Tentang Film India yang Diangkat dari Novel Populer yang Gue Suka dan Belum Sempat Gue Bikin Review Novelnya di Blog Ini
Jika gw ditanya lebih bagus mana,
novel dan adaptasinya? Tentu gw akan menjawab novel (berdasarkan pengalaman
pribadi, tak bisa digeneralisir). Tulisan fiksi, seperti novel, sengaja ditulis
dengan lebih detail dan lebih berani, demi menggali imajinasi para pembacanya.
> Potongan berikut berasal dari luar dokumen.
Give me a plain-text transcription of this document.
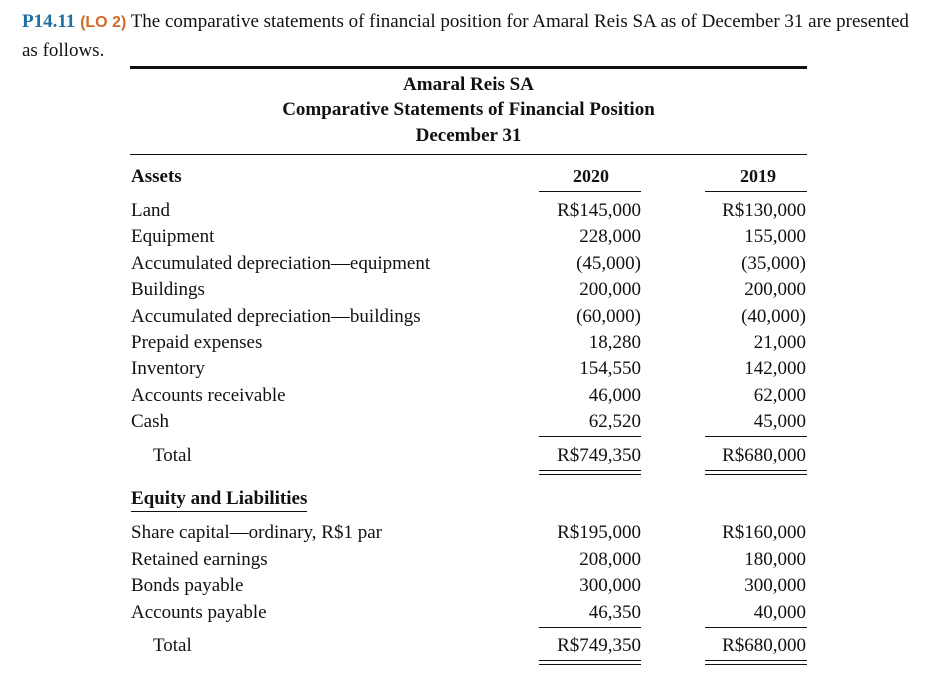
P14.11 (LO 2) The comparative statements of financial position for Amaral Reis SA as of December 31 are presented as follows.
Amaral Reis SA
Comparative Statements of Financial Position
December 31
Assets	2020	2019
Land	R$145,000	R$130,000
Equipment	228,000	155,000
Accumulated depreciation—equipment	(45,000)	(35,000)
Buildings	200,000	200,000
Accumulated depreciation—buildings	(60,000)	(40,000)
Prepaid expenses	18,280	21,000
Inventory	154,550	142,000
Accounts receivable	46,000	62,000
Cash	62,520	45,000
Total	R$749,350	R$680,000
Equity and Liabilities
Share capital—ordinary, R$1 par	R$195,000	R$160,000
Retained earnings	208,000	180,000
Bonds payable	300,000	300,000
Accounts payable	46,350	40,000
Total	R$749,350	R$680,000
Sedangkan film terkesan lebih menahan diri, demi menjaga etika dalam dunia
penyiaran. Kalo menurut gw, sensor itu berguna lho, demi menjaga pandangan anak
cucu yang masih pada cimit-cimit itu. Itu menurut gw yah, bukan kata
siapa-siapa. Meski gw yakin di luar sana banyak orang tua yang otomatis
menganggukan kepala saat membaca kalimat gw barusan.
Demikianlah bila sebuah novel diadaptasi
ke dalam film. Selalu ada kekecewaan terhadap hasil akhirnya. Entah tentang
karakter tokoh yang melenceng dari ekspektasi imajinasi pembaca novel, atau
bisa saja terkait latar tempat dan waktu yang penggarapannya kurang maksimal.
Gw sendiri memaklumi hal itu, karena ada nilai yang berbeda antara seni menulis
novel dengan dunia seni peran. Interpretasi sutradara yang berbeda dari sang
novelis terhadap jalan cerita, hingga tentu saja, anggaran pembuatan film yang
terbatas. Ada juga penghilangan adegan novel demi menjaga norma dan etika di masyarakat,
yang apabila dilanggar ditakutkan akan menjadi kontroversi.
Salah satu contoh hadir dalam
film India berjudul “2 States”, yang diangkat dari novel pop karya Chetan
Bhagat yang berjudul sama. Pertentangan antara budaya Punjabi dan Tamil dalam
novel, gw rasa lebih eksplisit, terbuka, dan mungkin akan memicu pertikaian
antara dua budaya itu di dunia nyata, bila diangkat plek 100% ke dalam film.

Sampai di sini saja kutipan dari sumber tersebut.